Agora que já baixou a poeira da seleção da diretora-gerente do Fundo Monetário Internacional (FMI), a instituição pode voltar a concentrar-se em sua atividade principal, de administrar crises. Christine Lagarde, tecnocrata competente e conceituada, estará bastante ocupada com três importantes desafios.

O primeiro, e provavelmente mais fácil, será restaurar a imagem pública do FMI. Embora um processo criminal contra Dominique Strauss-Kahn por acusação de abuso sexual agora pareça algo incerto, o enfoque subsequente que se viu na imprensa sobre o FMI sugeria um órgão burocrático internacional descontrolado, com despesas ilimitadas, dominado por homens com pouco senso de moderação.

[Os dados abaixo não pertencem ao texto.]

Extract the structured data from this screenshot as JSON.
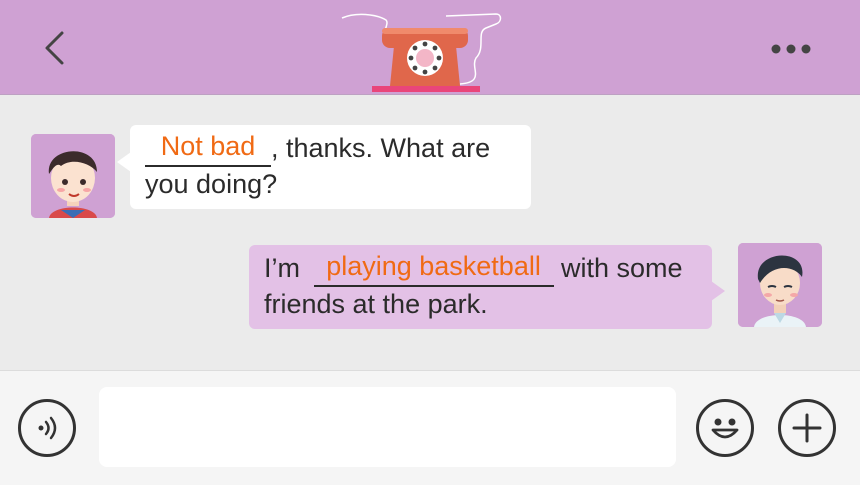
{
  "header": {
    "back_icon": "chevron-left-icon",
    "logo_icon": "telephone-icon",
    "more_icon": "more-dots-icon",
    "background": "#cfa1d3"
  },
  "messages": [
    {
      "side": "left",
      "avatar": "boy-avatar-icon",
      "blank_answer": "Not bad",
      "text_after_blank": ", thanks. What are",
      "text_line2": "you doing?"
    },
    {
      "side": "right",
      "avatar": "young-man-avatar-icon",
      "text_before_blank": "I’m",
      "blank_answer": "playing basketball",
      "text_after_blank": " with some",
      "text_line2": "friends at the park."
    }
  ],
  "input_bar": {
    "voice_icon": "voice-icon",
    "message_value": "",
    "emoji_icon": "smiley-icon",
    "add_icon": "plus-icon"
  },
  "colors": {
    "answer": "#f06a14",
    "right_bubble": "#e3c1e6",
    "left_bubble": "#ffffff"
  }
}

Felizmente, a realidade é mais prosaica. Os altos funcionários do FMI têm limites estritos em suas despesas toleráveis (nada de hotel com diária de US$ 3, apesar das notícias da imprensa) e geralmente recebem menos em relação aos executivos do setor privado com experiência e habilidade similares.

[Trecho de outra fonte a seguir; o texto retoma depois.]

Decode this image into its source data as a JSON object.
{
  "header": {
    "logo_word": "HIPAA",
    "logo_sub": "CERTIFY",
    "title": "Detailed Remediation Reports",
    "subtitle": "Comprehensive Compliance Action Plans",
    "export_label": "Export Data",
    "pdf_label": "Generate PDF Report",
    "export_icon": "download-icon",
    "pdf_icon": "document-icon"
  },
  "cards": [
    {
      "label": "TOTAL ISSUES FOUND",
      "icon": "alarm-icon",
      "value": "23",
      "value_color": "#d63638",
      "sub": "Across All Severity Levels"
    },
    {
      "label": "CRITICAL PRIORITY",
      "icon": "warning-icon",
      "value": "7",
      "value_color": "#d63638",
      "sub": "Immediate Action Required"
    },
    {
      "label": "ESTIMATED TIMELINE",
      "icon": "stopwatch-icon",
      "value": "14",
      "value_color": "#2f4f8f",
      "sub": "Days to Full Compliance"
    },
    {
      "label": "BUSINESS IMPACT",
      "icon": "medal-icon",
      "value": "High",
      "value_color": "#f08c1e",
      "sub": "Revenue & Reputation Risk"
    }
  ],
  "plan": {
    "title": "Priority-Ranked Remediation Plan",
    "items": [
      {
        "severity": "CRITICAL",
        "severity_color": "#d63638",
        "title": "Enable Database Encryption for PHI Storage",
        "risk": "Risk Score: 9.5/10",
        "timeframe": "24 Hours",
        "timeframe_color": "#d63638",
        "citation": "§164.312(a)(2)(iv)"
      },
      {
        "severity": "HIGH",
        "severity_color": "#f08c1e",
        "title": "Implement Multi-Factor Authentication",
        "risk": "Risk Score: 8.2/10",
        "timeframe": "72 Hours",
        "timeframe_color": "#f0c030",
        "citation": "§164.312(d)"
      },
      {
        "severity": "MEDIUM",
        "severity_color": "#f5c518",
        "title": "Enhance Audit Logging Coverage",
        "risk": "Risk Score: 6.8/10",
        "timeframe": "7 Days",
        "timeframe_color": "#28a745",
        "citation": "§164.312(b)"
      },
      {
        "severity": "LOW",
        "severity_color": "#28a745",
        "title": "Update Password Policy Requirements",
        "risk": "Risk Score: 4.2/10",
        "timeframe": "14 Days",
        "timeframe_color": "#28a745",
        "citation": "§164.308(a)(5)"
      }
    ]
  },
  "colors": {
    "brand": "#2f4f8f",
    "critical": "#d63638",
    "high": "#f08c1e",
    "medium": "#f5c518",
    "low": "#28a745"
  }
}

O FMI, assim como muitas organizações em que os funcionários fazem longas viagens juntos, tem sua dose de romances internos. Mas o ambiente é profissional e não é hostil às mulheres. Um incidente anterior, em que Strauss-Kahn livrou-se sem grandes problemas após uma relação inapropriada com uma subordinada, indica claramente que o FMI precisa de linhas mais claras sobre o que é comportamento aceitável e punições mais duras para transgressões. Outras organizações, no entanto, também já lidaram com questões similares; o FMI precisa fazer as mudanças necessárias e, igualmente importante, enviar o recado de que o incidente DSK foi uma anormalidade, não a proverbial ponta de um iceberg.

O segundo e talvez o mais difícil desafio é a bagunça na Europa. Normalmente, o fundo avalia se um país, depois de adotar medidas razoáveis de aperto nos gastos, pode honrar suas dívidas - e empresta apenas quando se dá por satisfeito de que poderá fazê-lo. Toda a lógica dos empréstimos do FMI é ajudar a financiar o país enquanto são feitos ajustes e se reconquista o acesso às captações privadas. Isso também significa que um país muito endividado precisaria renegociar as dívidas antes de receber a ajuda do FMI, evitando ficar com encargos a pagar insustentáveis.

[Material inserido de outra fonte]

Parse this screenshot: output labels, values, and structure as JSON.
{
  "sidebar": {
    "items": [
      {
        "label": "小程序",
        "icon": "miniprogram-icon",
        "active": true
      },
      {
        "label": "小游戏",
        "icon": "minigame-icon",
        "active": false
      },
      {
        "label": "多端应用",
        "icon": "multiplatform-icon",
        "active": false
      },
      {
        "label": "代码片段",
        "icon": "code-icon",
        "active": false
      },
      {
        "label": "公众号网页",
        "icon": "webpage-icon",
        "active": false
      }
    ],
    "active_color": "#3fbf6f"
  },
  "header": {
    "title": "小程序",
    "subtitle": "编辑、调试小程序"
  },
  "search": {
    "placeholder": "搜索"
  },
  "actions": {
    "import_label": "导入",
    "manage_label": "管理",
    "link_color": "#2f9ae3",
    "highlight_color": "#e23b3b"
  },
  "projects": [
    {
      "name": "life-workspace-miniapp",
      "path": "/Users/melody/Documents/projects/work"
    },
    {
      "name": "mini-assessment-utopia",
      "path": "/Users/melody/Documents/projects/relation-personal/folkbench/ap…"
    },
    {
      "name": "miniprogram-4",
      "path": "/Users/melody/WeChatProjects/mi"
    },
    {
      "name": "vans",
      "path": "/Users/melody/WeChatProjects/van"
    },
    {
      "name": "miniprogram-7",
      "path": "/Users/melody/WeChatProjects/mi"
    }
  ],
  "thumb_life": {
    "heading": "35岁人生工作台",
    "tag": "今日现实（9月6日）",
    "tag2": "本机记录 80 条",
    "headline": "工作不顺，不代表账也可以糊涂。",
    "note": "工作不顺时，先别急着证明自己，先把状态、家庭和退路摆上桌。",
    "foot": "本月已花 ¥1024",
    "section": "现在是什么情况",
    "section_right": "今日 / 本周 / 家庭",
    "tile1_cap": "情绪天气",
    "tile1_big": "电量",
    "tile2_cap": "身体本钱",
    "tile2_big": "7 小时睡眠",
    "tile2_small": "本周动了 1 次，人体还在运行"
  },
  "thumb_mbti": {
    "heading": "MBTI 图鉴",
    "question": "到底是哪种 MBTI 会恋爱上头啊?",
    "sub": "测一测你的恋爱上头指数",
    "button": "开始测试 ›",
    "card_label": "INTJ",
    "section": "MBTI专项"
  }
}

Talvez influenciado pelas promessas e apoio financeiro da região do euro (e o desejo da Europa de evitar o contágio financeiro para países como Espanha e, possivelmente, Itália), o FMI adotou uma visão da sustentabilidade da dívida de países como a Grécia mais otimista do que nos mercados emergentes. Isso, no entanto, não "ajudou" esses países, já que a disponibilidade de crédito fácil da região do euro ou do FMI apenas permite um maior acúmulo de dívida.

Como não insistiu em uma reestruturação antecipada, o FMI terá problemas. Com os investidores privados relutantes em emprestar mais ou mesmo em rolar a dívida existente, a maior parte da dívida grega no momento de qualquer reestruturação (ou seja qual for o eufemismo usado) será do setor oficial. Ninguém sabe de que forma as perdas resultantes impostas sobre os detentores das dívidas serão divididas entre o FMI e várias instituições da região do euro. Pela primeira vez na história, o FMI poderia ter de assumir um corte significativo em seus empréstimos a receber e terá de preparar seus cotistas não europeus para isso.

Um dilema ainda maior surgirá se a estratégia para sair dos problemas não der sinais de estar funcionando. Em algum momento, a estratégia do FMI, que deveria estar centrada nos cidadãos do país em dificuldades e em seus credores, divergirá da estratégia da região do euro, mais disposta a sacrificar os interesses de países específicos em nome do interesse maior da união monetária. O desafio de Lagarde será elaborar uma estratégia para o FMI que seja independente da estratégia da região do euro, mesmo com ela tendo estado intimamente envolvida na formulação desta última.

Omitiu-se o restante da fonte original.